I spent most of May in London and on a holiday in Scotland. I flew to the city earlier than my partner to tie together some loose ends in my research on S. Rajaratnam, hoping for new leads but not finding them. I lived in London only four years in the early 1980s, but I’ve returned there regularly over the years. I still know how to get around. In my visits I do research at the British Library, National Archives, and other collections. I see friends from undergraduate days at University College London and remaining family. I and my partner take the train to Poole, Dorset, on what used to be visits to my parents’ house and are now visits to their shared grave in the local churchyard.
This visit was different, though, in that I had the chance to spend several days with a friend from that time in UCL, now over forty years ago. I’d seen her before in visits to London, but usually in the company of others — at meals, or in occasional get-togethers when friends were around. It was good to stay with her and to have time alone together to talk and look back on our lives. One afternoon when I wasn’t in the archives and she wasn’t working we walked together on the Parkland Walk, a disused railway line connecting Finsbury Park to Highgate. There’s a certain charm in such walks all over the world on old railway lines: the much shorter Seaview Walk in West Vancouver, the Rail Corridor in Singapore, or the footpath to Wimborne from Broadstone in Dorset. Walking is easy; old railways are wide, and have a gradual gradient. The surface is flat, and there’s nothing to stumble on: you can talk and listen intensely as you walk.
We looked back over forty years of our lives, and the very different paths we took. Our early years after graduating were quite similar. I travelled the world acquiring graduate degrees, with stints teaching and as a social worker; she’d had a similar experience as a TEFL teacher. Then, in her early thirties, she’d returned to the UK, married had a family, suffered loss. I’d moved to Singapore, where I’ve spent most of my adult life and all of my academic career. What struck us was the randomness of this: a job offer at the right time, a family death, and the whole of your life changed. You met a partner, your life branched, and you never could go back. Later in life you made a turn again, motivated by a crisis or profound loss in your life, back to something you loved, or felt was missing. For her it was music, both making music and teaching. For me, communities outside academia and writing in its various forms, above all as a process and not a product.
We walked up the path to Highgate. There’d been a little rain, and the new leaves were beautifully green. We passed over bridges and through the bare platforms of a former station. At Highgate we entered Queen’s Wood, and then Highgate Wood, into what seemed a quintessential English landscape. Great oaks with sweeping boughs, squirrels scuttling and then suddenly still, magpies gliding down from the canopy above. There was a clearing with a cricket pitch, and then a tiny cafe with a complicated series of gates to keep out dogs. We sat there for a little while and then walked back. A few days later I’d walk here with my partner, fighting jet lag in the afternoon.

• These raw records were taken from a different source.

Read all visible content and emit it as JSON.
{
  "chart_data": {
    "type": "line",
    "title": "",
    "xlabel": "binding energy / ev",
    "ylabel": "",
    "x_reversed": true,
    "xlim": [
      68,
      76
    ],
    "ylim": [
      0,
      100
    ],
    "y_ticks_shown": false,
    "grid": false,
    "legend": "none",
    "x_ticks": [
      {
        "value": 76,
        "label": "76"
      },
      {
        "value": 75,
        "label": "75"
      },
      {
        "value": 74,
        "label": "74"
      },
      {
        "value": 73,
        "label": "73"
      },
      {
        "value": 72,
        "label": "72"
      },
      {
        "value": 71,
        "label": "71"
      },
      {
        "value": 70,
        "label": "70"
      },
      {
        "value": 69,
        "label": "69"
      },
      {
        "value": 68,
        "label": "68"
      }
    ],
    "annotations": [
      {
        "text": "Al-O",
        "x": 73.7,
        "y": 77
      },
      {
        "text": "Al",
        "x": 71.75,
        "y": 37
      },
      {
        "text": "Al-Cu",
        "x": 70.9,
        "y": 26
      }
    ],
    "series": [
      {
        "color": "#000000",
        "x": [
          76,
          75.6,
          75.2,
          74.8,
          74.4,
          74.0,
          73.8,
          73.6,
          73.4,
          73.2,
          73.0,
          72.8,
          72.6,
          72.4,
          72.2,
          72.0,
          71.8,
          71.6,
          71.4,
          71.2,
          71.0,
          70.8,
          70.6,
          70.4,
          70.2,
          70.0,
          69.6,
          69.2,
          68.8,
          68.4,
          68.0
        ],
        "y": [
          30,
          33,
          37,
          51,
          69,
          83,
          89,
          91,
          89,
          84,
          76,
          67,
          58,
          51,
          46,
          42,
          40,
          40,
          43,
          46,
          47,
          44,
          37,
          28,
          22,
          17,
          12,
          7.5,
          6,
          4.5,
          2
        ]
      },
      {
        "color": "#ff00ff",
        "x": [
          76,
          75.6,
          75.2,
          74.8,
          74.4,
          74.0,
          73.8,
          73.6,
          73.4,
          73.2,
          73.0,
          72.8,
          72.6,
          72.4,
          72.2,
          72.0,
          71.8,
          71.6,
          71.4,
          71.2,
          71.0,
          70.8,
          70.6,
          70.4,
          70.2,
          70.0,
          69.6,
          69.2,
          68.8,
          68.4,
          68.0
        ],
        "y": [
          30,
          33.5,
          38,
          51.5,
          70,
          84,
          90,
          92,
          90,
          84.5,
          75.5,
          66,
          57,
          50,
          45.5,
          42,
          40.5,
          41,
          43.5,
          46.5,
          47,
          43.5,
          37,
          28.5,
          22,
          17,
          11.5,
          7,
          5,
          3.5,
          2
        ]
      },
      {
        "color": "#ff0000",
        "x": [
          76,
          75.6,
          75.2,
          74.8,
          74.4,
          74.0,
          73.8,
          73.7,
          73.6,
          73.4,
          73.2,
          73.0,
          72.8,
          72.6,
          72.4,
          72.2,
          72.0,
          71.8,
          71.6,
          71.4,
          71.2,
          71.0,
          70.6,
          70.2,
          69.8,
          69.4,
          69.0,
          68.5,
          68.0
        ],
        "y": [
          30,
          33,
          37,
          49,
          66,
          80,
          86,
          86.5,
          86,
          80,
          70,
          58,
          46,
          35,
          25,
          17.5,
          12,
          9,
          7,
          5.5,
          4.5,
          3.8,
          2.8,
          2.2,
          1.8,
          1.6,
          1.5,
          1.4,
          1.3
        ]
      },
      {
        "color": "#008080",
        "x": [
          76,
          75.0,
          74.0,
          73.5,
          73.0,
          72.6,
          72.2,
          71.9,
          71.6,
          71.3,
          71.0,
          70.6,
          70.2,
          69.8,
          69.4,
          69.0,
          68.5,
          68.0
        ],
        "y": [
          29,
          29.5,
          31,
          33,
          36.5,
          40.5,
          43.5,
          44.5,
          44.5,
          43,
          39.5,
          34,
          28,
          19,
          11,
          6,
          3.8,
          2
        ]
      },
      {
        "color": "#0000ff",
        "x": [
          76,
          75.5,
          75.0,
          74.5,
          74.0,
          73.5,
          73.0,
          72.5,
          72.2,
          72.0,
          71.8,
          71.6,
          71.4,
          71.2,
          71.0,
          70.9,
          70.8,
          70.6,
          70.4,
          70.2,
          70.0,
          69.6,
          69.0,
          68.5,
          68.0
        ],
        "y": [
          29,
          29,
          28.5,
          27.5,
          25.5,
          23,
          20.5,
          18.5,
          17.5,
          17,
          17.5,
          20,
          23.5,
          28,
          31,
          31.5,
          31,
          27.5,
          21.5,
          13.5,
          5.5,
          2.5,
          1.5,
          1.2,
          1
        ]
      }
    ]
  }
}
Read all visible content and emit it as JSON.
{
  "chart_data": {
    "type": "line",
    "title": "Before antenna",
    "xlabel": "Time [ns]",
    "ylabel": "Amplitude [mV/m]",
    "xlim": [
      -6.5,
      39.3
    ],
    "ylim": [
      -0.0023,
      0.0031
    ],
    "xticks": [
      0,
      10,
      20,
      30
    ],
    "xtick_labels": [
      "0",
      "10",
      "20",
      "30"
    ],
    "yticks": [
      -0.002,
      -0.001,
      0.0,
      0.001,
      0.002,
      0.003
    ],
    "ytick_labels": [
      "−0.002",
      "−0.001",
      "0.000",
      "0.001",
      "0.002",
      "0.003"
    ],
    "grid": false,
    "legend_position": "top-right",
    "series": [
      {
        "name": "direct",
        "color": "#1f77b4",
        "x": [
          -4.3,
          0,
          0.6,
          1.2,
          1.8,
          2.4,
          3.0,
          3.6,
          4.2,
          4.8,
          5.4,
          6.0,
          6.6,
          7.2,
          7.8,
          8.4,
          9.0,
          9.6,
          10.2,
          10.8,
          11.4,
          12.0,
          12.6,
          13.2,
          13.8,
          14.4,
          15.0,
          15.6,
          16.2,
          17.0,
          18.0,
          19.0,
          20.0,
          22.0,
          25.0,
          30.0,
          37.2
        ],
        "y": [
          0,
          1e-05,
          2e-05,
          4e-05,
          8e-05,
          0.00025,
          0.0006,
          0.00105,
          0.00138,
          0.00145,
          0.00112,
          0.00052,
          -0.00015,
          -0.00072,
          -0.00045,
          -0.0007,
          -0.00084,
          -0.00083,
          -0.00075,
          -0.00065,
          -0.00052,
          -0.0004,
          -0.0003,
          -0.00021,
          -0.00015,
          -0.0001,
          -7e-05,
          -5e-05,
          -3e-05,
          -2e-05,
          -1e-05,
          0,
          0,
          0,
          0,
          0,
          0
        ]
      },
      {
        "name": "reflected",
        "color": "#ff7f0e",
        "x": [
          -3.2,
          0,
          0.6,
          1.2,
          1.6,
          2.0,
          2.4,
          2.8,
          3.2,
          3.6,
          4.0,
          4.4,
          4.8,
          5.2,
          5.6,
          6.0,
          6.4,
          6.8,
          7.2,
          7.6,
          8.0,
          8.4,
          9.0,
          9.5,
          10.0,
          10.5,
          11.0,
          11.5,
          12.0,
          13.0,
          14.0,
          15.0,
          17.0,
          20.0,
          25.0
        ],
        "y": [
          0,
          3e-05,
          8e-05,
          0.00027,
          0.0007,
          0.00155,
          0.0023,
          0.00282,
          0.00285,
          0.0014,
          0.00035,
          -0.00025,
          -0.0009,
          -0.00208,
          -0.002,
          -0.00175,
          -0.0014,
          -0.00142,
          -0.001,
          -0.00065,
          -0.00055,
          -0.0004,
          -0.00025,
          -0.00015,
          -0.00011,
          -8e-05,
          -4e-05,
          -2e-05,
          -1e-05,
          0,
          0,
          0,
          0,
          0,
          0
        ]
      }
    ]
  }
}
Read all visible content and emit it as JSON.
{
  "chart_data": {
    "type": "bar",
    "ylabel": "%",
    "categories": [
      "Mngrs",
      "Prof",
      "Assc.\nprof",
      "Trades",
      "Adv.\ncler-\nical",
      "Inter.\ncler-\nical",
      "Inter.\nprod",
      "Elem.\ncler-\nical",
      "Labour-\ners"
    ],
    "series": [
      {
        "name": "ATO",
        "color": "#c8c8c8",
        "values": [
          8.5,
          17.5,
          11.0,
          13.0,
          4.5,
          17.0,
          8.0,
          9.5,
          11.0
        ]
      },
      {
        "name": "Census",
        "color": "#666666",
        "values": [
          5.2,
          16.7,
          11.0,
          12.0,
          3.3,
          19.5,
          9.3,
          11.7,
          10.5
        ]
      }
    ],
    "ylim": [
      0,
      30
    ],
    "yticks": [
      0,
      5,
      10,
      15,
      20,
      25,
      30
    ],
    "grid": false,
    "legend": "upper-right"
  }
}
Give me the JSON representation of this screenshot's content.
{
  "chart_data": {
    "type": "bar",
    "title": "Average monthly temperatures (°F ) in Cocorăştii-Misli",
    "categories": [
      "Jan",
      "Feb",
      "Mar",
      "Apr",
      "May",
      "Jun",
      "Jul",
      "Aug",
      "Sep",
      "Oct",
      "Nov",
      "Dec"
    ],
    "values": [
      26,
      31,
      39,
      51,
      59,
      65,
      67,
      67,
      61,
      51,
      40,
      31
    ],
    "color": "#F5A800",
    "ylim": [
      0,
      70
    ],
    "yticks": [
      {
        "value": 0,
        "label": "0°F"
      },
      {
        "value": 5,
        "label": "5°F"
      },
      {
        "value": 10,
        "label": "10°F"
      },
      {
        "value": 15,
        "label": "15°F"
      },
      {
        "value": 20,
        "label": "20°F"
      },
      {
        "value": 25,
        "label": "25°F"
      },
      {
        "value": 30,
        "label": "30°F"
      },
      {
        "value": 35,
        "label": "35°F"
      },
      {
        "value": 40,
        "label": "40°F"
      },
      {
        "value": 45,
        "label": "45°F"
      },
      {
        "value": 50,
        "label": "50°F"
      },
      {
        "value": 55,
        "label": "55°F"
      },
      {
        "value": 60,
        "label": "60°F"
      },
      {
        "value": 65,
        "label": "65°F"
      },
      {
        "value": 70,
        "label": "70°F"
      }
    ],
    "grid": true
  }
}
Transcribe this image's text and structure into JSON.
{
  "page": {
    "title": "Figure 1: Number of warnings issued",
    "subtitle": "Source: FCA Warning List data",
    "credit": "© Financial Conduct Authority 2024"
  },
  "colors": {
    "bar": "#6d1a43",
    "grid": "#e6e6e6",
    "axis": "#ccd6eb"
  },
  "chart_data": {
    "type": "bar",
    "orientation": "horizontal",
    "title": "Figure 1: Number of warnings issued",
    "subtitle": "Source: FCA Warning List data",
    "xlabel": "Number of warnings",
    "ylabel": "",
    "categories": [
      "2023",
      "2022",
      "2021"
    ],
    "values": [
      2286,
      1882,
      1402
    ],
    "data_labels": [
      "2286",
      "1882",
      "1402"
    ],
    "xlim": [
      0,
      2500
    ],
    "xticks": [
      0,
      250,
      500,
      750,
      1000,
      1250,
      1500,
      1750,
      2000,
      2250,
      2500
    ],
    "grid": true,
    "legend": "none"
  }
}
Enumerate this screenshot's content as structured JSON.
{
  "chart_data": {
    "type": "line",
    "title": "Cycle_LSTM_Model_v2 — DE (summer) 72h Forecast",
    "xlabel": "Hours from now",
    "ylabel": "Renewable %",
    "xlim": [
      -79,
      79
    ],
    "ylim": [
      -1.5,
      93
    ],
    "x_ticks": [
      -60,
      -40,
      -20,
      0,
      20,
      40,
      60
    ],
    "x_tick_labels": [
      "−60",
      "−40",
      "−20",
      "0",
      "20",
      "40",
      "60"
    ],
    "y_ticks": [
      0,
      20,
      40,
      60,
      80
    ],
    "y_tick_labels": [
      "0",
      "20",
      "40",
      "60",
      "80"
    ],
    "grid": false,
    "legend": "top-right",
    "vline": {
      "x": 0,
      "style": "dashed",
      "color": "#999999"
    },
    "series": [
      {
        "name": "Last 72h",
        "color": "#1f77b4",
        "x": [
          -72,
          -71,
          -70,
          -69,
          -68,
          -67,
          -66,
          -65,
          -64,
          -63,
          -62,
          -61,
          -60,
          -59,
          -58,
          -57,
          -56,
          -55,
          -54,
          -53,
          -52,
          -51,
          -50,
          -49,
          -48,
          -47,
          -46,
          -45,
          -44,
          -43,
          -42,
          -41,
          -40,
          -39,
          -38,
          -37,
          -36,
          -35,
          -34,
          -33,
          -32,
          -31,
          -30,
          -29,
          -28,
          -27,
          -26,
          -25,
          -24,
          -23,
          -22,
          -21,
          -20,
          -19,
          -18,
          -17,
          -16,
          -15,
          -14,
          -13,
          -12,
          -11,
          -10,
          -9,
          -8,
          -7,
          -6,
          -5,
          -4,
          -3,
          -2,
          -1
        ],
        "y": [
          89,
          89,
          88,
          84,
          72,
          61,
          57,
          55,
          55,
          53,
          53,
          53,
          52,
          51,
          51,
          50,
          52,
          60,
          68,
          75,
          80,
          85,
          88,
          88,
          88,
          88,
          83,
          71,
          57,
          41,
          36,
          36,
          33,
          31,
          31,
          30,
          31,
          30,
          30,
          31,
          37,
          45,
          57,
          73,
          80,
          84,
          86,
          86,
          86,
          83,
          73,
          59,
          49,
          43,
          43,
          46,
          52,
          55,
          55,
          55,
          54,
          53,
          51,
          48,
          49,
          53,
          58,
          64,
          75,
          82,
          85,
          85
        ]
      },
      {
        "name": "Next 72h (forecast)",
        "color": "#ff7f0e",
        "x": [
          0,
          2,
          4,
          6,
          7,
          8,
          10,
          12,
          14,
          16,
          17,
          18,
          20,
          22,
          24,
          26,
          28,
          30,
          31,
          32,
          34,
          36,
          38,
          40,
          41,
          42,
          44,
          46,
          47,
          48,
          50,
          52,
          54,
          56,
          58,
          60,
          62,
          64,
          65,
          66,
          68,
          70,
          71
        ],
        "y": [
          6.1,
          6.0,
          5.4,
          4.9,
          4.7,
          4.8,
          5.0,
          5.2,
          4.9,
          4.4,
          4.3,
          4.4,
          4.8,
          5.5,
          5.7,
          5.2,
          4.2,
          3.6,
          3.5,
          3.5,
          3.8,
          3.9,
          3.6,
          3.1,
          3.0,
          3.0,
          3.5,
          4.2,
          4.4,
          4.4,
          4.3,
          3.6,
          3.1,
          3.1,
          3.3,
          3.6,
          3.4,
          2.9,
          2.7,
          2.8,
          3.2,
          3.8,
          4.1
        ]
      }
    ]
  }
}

In our conversations, in breakfasts over toast and coffee and scrambled eggs, I was trying to think of what was constant and what had changed. The early 1980s in Britain were also a dark time. Europe was divided, seemingly irrevocably so. Margaret Thatcher, elected in 1979, was ascendant, as was Reagan in the US. Many of the legacies of that post-War push towards social equality in Britain were being dismantled. There were differences from now: that post-war consensus would take years to fully demolish, and climate changes wasn’t the existential threat it is today.
Perhaps what was different was that we were young then. We had energy, and we hadn’t suffered disappointment. We were part of a select group: the percentage of the population going to university at the time we entered college was less than ten per cent. At the same time, this wasn’t simply an elite: student grants, with a means-assessed parental contribution, covered living expenses and fees. Most of my friends had been to state, rather than private schools. Many of my friends studied in the humanities and social sciences without having to think instrumentally about a career. There was time to explore, and to become involved in student activism beyond the classroom.
Now we are older. We’ve seen a lot and suffered many disappointments. There’s a sense in which, in the words of the narrator of Olga Tokarczuk’s beautiful novel Drive Your Plow Over the Bones of the Dead, the world is a flower that has lost its petals. When you meet a friend like this you tend to look back, at all those paths that you didn’t take. How each of you entered and left a succession of communities that were both supportive and normalizing. New struggles now with ageing bodies and minds that don’t quite do your bidding. How in all this change something in both of us remained true.